Activity No # 1 : Formation of a triangle
- Objectives
- Understand formation of triangles
- Recognize elements of triangle
- Introduce concepts of exterior angle.
- Pre-requisites
Prior knowledge of point, lines, angles, parallel linesResources needed
- Resources needed
- Digital : Computer, geogebra application, projector.
- Non digital : Worksheet and pencil
- Geogebra files : “1.Introduction to a triangle.ggb”
- How to do
- Use the geogebra file to illustrate.
- How many lines are there? Are the lines meeting?
- Are the two lines parallel? How can you say they are parallel or not?
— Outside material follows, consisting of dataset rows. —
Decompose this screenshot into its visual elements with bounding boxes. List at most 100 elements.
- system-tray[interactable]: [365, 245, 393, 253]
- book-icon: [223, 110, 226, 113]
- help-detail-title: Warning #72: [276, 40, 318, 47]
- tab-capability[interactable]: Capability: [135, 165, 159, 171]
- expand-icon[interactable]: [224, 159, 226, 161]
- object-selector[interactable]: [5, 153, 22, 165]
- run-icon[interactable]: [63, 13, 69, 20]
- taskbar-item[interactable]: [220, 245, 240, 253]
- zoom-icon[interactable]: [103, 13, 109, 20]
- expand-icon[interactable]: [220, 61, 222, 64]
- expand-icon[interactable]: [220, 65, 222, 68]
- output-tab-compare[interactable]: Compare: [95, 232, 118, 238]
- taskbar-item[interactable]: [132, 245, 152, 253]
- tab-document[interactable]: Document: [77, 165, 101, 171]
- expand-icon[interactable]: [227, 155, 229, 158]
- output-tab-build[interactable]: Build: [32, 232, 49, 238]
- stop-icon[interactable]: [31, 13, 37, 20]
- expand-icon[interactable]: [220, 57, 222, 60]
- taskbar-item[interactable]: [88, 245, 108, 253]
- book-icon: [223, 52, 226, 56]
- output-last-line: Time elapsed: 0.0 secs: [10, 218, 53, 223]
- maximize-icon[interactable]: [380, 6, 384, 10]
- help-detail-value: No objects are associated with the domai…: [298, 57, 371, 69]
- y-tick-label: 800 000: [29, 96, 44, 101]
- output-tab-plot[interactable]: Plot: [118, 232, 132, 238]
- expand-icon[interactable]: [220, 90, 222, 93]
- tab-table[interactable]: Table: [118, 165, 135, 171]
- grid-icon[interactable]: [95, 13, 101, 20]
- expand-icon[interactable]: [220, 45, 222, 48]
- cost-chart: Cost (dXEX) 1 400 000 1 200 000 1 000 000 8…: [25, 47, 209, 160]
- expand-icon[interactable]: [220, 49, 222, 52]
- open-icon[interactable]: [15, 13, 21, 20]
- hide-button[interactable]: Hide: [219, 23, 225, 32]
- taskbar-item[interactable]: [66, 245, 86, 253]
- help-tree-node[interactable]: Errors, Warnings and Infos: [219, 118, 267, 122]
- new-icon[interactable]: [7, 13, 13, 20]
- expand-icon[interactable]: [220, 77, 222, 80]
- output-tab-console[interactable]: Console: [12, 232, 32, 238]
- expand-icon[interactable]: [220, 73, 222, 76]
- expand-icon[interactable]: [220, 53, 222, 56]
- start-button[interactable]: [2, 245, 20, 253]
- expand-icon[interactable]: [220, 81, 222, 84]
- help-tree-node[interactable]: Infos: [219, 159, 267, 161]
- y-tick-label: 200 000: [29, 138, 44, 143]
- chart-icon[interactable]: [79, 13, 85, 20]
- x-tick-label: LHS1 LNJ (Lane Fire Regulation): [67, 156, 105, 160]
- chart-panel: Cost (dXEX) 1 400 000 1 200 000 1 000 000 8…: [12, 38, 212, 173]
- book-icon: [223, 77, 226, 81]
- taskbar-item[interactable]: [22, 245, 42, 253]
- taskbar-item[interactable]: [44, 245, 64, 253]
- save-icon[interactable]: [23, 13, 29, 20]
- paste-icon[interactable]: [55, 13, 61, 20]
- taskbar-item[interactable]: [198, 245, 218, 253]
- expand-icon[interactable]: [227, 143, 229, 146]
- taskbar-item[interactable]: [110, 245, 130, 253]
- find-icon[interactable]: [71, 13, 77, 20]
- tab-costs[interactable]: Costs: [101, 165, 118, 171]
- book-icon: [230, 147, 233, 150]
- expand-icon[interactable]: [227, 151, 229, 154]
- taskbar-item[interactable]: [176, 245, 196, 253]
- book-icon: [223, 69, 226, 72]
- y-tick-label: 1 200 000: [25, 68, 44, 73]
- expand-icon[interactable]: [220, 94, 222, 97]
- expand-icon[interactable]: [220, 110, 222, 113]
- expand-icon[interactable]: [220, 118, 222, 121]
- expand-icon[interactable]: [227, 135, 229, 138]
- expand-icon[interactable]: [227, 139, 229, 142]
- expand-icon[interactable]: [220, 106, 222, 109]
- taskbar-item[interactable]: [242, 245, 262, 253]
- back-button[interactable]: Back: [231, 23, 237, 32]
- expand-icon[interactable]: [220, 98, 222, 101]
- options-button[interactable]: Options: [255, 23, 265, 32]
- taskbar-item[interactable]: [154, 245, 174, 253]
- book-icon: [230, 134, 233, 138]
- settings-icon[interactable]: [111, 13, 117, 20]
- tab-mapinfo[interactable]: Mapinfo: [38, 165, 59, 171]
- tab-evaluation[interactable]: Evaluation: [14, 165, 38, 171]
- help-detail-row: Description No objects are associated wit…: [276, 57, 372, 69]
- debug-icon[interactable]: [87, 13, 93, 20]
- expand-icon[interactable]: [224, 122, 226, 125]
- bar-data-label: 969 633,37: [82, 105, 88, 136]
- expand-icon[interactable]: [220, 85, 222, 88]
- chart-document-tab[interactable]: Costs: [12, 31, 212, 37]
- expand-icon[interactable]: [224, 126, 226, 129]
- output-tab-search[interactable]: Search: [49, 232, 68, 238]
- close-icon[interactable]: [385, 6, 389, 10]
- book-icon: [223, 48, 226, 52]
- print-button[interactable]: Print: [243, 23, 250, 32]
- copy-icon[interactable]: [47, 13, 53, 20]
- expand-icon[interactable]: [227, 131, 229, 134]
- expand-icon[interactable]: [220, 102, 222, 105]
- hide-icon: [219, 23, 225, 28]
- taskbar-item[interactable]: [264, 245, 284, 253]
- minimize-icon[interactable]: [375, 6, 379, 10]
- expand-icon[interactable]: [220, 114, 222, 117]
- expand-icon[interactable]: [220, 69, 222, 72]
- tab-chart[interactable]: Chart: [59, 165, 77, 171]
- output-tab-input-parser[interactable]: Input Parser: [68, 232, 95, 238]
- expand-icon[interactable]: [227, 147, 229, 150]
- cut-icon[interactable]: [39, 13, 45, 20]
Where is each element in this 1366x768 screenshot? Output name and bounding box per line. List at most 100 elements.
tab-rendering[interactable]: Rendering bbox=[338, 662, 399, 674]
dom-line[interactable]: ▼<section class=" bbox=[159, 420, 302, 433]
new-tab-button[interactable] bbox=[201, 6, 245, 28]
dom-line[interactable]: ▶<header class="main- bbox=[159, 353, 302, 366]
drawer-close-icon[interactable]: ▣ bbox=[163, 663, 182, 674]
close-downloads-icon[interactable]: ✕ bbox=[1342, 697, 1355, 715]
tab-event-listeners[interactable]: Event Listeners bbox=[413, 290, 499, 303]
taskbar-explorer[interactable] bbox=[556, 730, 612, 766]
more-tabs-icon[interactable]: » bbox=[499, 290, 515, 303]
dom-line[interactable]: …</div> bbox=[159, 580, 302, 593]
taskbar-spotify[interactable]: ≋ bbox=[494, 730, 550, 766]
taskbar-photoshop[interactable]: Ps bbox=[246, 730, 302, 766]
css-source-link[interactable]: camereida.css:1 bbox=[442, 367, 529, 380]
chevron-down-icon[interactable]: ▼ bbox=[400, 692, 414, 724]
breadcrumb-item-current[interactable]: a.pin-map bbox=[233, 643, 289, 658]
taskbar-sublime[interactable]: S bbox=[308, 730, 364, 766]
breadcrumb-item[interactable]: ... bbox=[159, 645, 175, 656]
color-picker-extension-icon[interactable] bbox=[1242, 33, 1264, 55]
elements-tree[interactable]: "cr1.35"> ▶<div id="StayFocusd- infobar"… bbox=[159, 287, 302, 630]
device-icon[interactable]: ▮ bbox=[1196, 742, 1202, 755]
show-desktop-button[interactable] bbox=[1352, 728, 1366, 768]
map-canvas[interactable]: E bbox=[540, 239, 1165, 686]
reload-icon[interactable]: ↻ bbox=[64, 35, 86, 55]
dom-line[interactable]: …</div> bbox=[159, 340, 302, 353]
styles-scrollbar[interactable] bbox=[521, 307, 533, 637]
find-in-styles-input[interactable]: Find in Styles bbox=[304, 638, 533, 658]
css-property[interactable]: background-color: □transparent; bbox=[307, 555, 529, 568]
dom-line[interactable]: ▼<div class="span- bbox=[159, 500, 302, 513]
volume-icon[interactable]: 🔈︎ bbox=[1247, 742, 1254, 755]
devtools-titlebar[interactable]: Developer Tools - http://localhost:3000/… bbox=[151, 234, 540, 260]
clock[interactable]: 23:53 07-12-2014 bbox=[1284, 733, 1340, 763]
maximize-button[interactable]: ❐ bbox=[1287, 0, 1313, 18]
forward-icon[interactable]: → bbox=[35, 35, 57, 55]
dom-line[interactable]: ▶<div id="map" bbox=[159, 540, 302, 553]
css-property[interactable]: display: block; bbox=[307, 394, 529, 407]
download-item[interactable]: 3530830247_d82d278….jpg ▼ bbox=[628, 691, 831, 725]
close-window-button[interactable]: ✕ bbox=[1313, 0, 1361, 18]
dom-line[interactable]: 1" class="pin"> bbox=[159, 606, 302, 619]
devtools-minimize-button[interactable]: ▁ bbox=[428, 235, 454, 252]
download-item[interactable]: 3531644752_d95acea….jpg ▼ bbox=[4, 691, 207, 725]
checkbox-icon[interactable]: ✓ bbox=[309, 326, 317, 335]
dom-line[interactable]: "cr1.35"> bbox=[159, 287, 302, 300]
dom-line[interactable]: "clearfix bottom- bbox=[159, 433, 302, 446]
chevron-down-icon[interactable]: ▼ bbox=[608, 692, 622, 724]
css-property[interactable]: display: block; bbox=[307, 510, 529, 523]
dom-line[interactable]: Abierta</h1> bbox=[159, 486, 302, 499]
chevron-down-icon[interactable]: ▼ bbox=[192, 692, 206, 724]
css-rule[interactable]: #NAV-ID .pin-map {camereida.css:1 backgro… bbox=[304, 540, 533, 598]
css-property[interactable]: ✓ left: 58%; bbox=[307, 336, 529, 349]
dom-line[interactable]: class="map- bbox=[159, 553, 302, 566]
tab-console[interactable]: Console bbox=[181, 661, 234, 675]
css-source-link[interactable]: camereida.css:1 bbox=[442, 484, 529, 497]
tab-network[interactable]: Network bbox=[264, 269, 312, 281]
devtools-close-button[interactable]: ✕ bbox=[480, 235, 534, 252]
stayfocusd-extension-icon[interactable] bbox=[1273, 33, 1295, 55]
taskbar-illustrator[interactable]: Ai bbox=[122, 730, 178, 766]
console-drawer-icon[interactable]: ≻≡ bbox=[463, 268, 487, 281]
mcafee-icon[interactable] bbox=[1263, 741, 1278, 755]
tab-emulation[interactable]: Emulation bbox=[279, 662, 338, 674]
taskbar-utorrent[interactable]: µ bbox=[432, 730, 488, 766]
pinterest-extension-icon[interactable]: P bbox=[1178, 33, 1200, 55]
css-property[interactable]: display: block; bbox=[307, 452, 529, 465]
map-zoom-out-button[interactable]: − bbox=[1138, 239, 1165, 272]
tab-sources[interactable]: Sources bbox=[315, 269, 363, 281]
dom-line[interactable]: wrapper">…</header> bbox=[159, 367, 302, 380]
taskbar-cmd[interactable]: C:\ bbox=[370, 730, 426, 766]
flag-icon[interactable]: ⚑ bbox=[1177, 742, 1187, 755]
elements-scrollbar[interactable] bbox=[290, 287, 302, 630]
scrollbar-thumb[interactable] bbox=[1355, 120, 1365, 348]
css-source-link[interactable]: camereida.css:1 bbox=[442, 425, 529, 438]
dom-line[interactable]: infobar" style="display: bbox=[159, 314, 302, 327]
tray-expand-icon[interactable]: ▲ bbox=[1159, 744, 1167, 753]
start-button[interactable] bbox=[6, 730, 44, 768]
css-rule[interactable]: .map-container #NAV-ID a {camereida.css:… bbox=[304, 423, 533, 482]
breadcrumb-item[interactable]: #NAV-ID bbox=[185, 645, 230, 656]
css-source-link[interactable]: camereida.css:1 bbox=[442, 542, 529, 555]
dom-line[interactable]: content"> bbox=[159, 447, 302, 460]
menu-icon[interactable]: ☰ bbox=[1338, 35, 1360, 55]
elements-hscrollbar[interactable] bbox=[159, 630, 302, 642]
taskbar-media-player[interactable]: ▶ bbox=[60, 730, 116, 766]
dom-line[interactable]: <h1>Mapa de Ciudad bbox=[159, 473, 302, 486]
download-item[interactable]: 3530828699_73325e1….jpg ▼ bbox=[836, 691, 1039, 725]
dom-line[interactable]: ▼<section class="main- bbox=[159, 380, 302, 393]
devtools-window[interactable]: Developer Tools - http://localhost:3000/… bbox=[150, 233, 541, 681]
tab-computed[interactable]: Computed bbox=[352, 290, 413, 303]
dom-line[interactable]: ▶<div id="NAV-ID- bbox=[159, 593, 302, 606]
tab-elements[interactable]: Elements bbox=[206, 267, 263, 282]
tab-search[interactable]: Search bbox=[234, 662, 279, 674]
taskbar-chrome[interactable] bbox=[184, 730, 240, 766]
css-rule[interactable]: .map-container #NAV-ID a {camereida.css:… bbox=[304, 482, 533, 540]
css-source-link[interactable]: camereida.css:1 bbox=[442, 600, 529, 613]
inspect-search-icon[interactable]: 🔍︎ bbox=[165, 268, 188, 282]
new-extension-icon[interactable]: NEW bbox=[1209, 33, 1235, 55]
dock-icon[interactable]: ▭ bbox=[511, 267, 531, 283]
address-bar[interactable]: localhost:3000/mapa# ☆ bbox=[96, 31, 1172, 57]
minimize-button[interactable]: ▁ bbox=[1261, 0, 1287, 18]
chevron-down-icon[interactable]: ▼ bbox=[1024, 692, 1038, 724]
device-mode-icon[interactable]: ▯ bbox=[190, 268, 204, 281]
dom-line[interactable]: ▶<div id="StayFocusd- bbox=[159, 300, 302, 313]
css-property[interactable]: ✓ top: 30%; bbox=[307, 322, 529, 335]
- How many angles are formed at the point of intersection?
- What is the measure of the total angle at the point of intersection of two lines?
- Of the four angles formed which of the angles are equal? What are they called?
- Do the three intersecting lines enclose a space? How does it look? It is called a triangle.
- What are the points of intersection of these three lines called?
- The line segments forming the triangle are called sides.
- How many angles are formed when three lines intersect with each other?
- How many angles are enclosed by the triangle?
- Evaluation at the end of the activity
- Can there be a closed figure with less than three sides?
- Can the vertices of the triangle be anywhere on a plane?
- What will happen if the three vertices are collinear?